The show also proved it could do right by the kind of slow-burning question that often frustrates fans, in the person of Henry Gale (Michael Emerson). Captured by the castaways, he pleaded for his life in the face of great suspicion before, at last, he turned out to be one of the Others. Gale’s twitchy line-walking revealed that Lost can showcase individual characters through revelations about their character, not reiterations of previous, obvious points.
The busy two-hour season finale, “Live Together, Die Alone” (2.22), to its credit, had more moments in the “revelation” column than the “obvious and repetitive” column. Desmond (Henry Ian Cusack), the aforementioned man from the hatch, turned out to have a great lost love, but this twist didn’t color his every move thereafter. At least not yet; hopefully we will be spared a Season Three episode wherein more Desmond flashbacks explain that everything he does, he does for his woman.

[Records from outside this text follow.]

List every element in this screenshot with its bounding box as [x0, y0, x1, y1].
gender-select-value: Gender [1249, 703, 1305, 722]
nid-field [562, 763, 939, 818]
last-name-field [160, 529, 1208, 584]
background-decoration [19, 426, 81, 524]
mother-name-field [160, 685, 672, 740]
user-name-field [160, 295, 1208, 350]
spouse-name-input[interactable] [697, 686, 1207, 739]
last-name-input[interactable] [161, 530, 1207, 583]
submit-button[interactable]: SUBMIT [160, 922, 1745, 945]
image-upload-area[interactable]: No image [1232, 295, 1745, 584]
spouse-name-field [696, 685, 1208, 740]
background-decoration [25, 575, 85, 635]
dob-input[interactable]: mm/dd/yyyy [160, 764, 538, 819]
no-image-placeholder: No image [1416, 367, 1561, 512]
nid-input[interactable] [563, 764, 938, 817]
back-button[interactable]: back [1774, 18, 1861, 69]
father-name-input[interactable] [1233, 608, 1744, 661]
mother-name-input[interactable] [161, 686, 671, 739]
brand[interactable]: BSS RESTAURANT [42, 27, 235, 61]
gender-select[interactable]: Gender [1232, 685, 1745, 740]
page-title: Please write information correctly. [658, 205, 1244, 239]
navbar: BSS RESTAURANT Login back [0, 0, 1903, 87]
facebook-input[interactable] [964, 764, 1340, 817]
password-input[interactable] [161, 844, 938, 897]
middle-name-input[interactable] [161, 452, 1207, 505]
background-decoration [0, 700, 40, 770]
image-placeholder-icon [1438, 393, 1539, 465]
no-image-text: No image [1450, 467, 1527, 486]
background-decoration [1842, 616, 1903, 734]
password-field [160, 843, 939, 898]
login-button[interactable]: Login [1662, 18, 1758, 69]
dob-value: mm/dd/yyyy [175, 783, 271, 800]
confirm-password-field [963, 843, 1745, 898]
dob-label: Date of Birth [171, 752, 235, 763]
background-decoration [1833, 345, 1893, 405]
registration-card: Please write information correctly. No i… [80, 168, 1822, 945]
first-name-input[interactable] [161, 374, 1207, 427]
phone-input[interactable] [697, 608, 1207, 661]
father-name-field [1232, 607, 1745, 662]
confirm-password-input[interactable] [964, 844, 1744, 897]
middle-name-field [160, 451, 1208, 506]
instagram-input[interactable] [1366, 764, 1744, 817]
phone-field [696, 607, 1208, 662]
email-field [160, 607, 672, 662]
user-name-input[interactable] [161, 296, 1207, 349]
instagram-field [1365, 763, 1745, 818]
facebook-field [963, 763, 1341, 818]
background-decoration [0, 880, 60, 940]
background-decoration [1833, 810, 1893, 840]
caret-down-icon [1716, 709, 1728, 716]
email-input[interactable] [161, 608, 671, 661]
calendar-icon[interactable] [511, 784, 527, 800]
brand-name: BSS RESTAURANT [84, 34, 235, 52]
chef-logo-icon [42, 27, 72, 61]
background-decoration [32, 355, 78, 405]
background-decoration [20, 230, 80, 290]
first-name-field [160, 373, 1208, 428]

Of course, Lost can’t please everyone, myself included. Some fans doubtless love even the most obvious flashbacks, just as others may have wanted Jack to kiss Kate (Evangeline Lilly) again, and still another faction rooted for Sawyer (Josh Holloway) to make a move. Huge ensemble plus huge fan base equals huge divisions over what direction is the “right” one.
And so it is less continuity than inconsistency that makes Lost work. Some of its suspense comes not from the plot twists (which combine shock and predictability), but from the actual episode-to-episode quality levels: will each episode be good or not? It’s a weekly nail-biter. Lost takes risks, it’s an ambitious (and decidedly non-procedural) one-hour drama. It survives because its mix of fantasy and mystery, character development and plot twists, predictability and sharp twists—in short, its mix of cleverness and crap—is like nothing else like it on TV.